L'éditorial d'Arlette LAGUILLER : Un gouvernement qui se dit impuissant... quand il s'agit de s'en prendre aux grandes sociétés10/11/20002000Journal/medias/journalnumero/images/2000/11/une-1687.gif.445x577_q85_box-0%2C13%2C166%2C228_crop_detail.jpg

Editorial

L'éditorial d'Arlette LAGUILLER : Un gouvernement qui se dit impuissant... quand il s'agit de s'en prendre aux grandes sociétés

Devant l'inquiétude causée par la maladie de la vache folle, le gouvernement s'agite beaucoup. Il évoque enfin la possibilité d'interdire toute utilisation des farines d'origine animale dans l'alimentation des porcs ou des poulets, comme cela a été fait pour les bovins. Il s'agite... mais ne fait rien, sous prétexte qu'il serait nécessaire de recueillir auparavant l'avis d'experts scientifiques. C'est que, interdire ces farines, porterait atteinte aux intérêts de leurs fabricants, liés pour la plupart à des trusts de l'agro-alimentaire. Et, pour nos ministres, les intérêts de ces trusts passent avant le fameux " principe de précaution " si souvent invoqué par ailleurs.

On vient d'apprendre d'ailleurs que la Confédération Paysanne avait attiré l'attention des pouvoirs publics, il y a quatre ans, sur le cas de sociétés qui avaient continué d'importer des farines animales anglaises (interdites à la vente en Grande-Bretagne)... sans que cela ait suscité la moindre réaction des autorités.

C'est que Jospin, comme le faisait Juppé, ne veut surtout pas prendre de mesures qui aillent à l'encontre des intérêts des grandes sociétés.

La maladie de la vache folle n'est d'ailleurs pas le seul exemple de cette impuissance politique dans l'actualité.

Moins d'un an après le naufrage de l'Erika, celui du Ievoli Sun a donné lieu aux mêmes déclarations sur le fait que le gouvernement français ne peut rien faire pour empêcher des navires mal entretenus de polluer les mers en cas d'accident.

Le gouvernement ne le peut-il vraiment pas ? Non, il ne le veut pas !

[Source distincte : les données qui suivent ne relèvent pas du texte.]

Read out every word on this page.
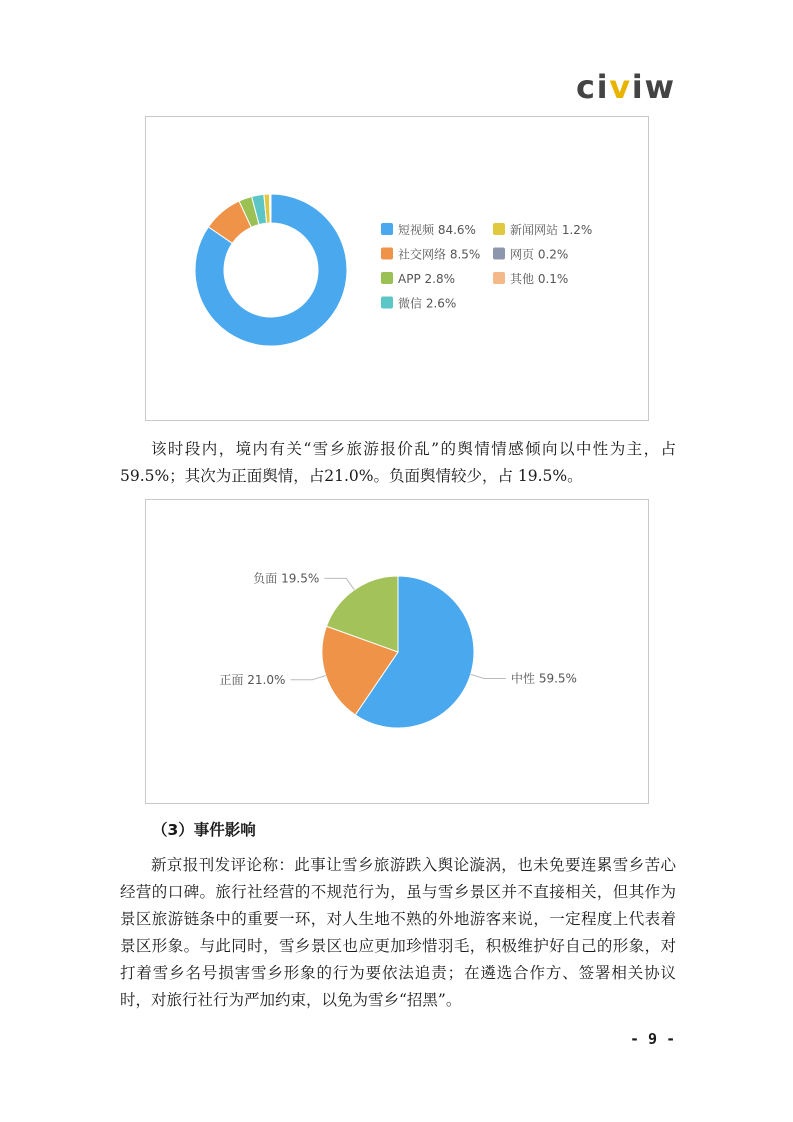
civiw
短视频 84.6%
社交网络 8.5%
APP 2.8%
微信 2.6%
新闻网站 1.2%
网页 0.2%
其他 0.1%

该时段内，境内有关“雪乡旅游报价乱”的舆情情感倾向以中性为主，占59.5%；其次为正面舆情，占21.0%。负面舆情较少，占 19.5%。

中性 59.5%
正面 21.0%
负面 19.5%

（3）事件影响

新京报刊发评论称：此事让雪乡旅游跌入舆论漩涡，也未免要连累雪乡苦心经营的口碑。旅行社经营的不规范行为，虽与雪乡景区并不直接相关，但其作为景区旅游链条中的重要一环，对人生地不熟的外地游客来说，一定程度上代表着景区形象。与此同时，雪乡景区也应更加珍惜羽毛，积极维护好自己的形象，对打着雪乡名号损害雪乡形象的行为要依法追责；在遴选合作方、签署相关协议时，对旅行社行为严加约束，以免为雪乡“招黑”。

- 9 -
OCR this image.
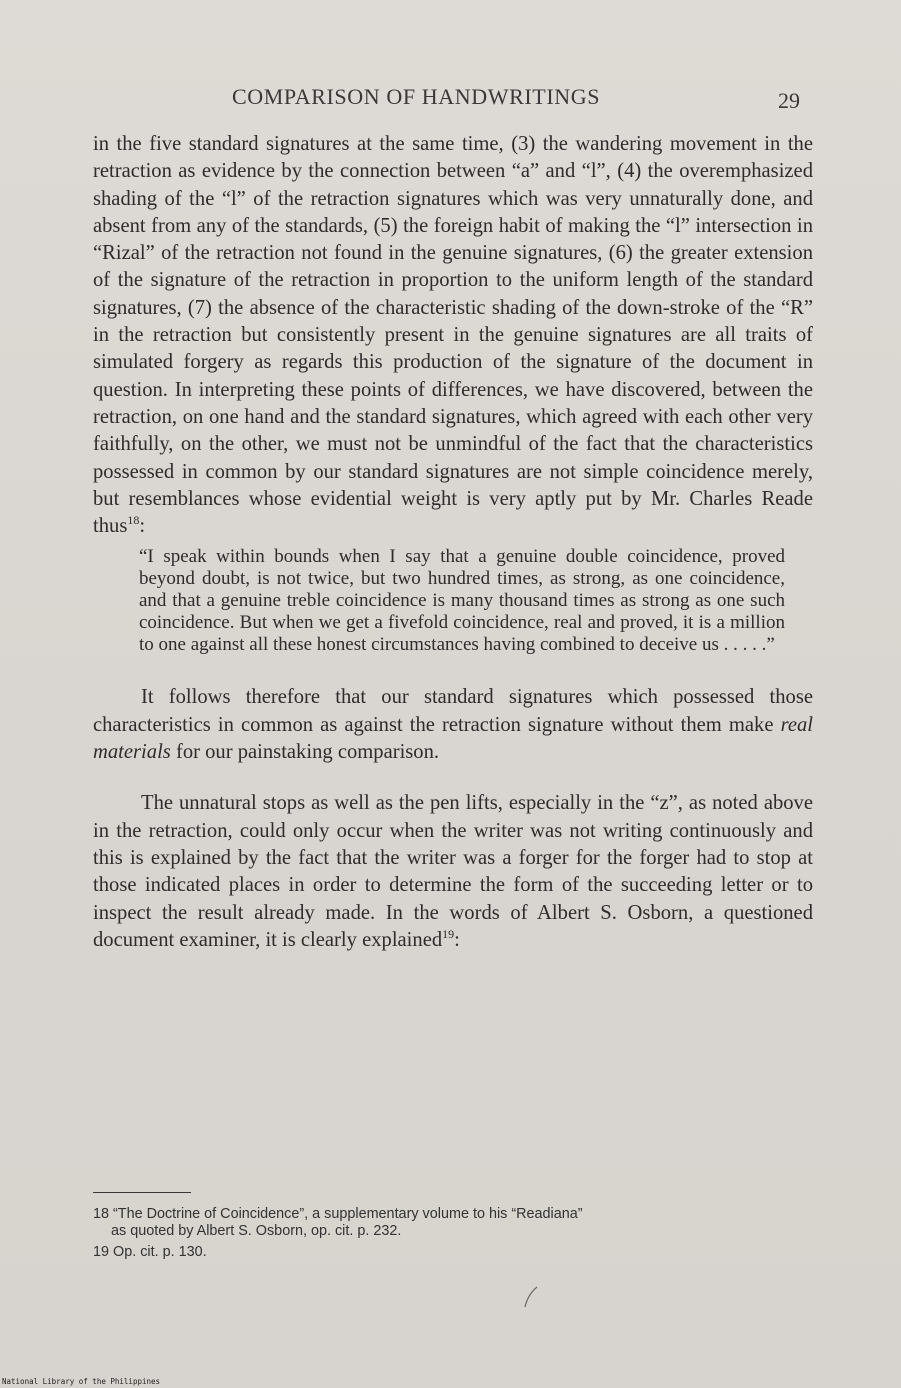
COMPARISON OF HANDWRITINGS	29

in the five standard signatures at the same time, (3) the wandering movement in the retraction as evidence by the connection between “a” and “l”, (4) the overemphasized shading of the “l” of the retraction signatures which was very unnaturally done, and absent from any of the standards, (5) the foreign habit of making the “l” intersection in “Rizal” of the retraction not found in the genuine signatures, (6) the greater extension of the signature of the retraction in proportion to the uniform length of the standard signatures, (7) the absence of the characteristic shading of the down-stroke of the “R” in the retraction but consistently present in the genuine signatures are all traits of simulated forgery as regards this production of the signature of the document in question. In interpreting these points of differences, we have discovered, between the retraction, on one hand and the standard signatures, which agreed with each other very faithfully, on the other, we must not be unmindful of the fact that the characteristics possessed in common by our standard signatures are not simple coincidence merely, but resemblances whose evidential weight is very aptly put by Mr. Charles Reade thus$^{18}$:

“I speak within bounds when I say that a genuine double coincidence, proved beyond doubt, is not twice, but two hundred times, as strong, as one coincidence, and that a genuine treble coincidence is many thousand times as strong as one such coincidence. But when we get a fivefold coincidence, real and proved, it is a million to one against all these honest circumstances having combined to deceive us . . . . .”

It follows therefore that our standard signatures which possessed those characteristics in common as against the retraction signature without them make real materials for our painstaking comparison.

The unnatural stops as well as the pen lifts, especially in the “z”, as noted above in the retraction, could only occur when the writer was not writing continuously and this is explained by the fact that the writer was a forger for the forger had to stop at those indicated places in order to determine the form of the succeeding letter or to inspect the result already made. In the words of Albert S. Osborn, a questioned document examiner, it is clearly explained$^{19}$:

18 “The Doctrine of Coincidence”, a supplementary volume to his “Readiana”

as quoted by Albert S. Osborn, op. cit. p. 232.

19 Op. cit. p. 130.

National Library of the Philippines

Car parmi toutes les sociétés qui affrètent des navires battant pavillons de complaisance et, cela va généralement de pair, mal entretenus, dont les équipages sont en outre sous-payés, il n'y a pas que des sociétés n'ayant rien à voir avec la France. Il y a aussi des entreprises bien françaises, ou commerçant avec la France, vis-à-vis desquelles le gouvernement ne manquerait pas de moyens de pression, s'il le voulait vraiment. Total, qui utilisait l'Erika est un groupe français. Shell pour le compte de qui naviguait le Ievoli Sun a de nombreux intérêts dans ce pays. On pourrait au moins leur faire payer l'intégralité des dépenses dues à leurs pratiques. Mais les ministres concernés préfèrent les discours sur la nécessité de parvenir à des règles européennes communes, tout en laissant entendre que cela ne résoudrait pas le problème, car en fait il faudrait des règles mondiales.

Il n'y a pas que dans le domaine de la maladie de la vache folle ou de la pollution maritime que le gouvernement se déclare impuissant. Tout le monde se souvient de la manière dont Jospin, après que Michelin eut annoncé des milliers de suppressions d'emplois (alors qu'il affichait des bénéfices florissants), se déclara incapable de faire quoi que ce soit pour l'en empêcher. C'est que là aussi, entre les bénéfices du principal trust français du caoutchouc et le problème pourtant dramatique de l'emploi, Jospin avait fait son choix.

Ce gouvernement, qui se prétend de gauche, n'est pourtant pas toujours inactif. Comme ses prédécesseurs de droite, il est tout à fait capable d'envoyer ses CRS contre des travailleurs qui manifestent, comme dernièrement à Lille, lors de l'inauguration d'une ligne de métro. Il est capable de voter des textes de loi qui favorisent le grand patronat, comme ce fut le cas avec la loi Aubry qui a, sous couvert d'instaurer les 35 heures, facilité la mise en place de l'annualisation du temps de travail et l'accroissement de la " flexibilité " dans les entreprises. Il est très actif pour distribuer des dégrèvements de charges sociales en faveur du patronat.

C'est qu'il est, précisément, dans le camp de la bourgeoisie et non dans celui des travailleurs.

A nous de le savoir et d'en tirer les conséquences.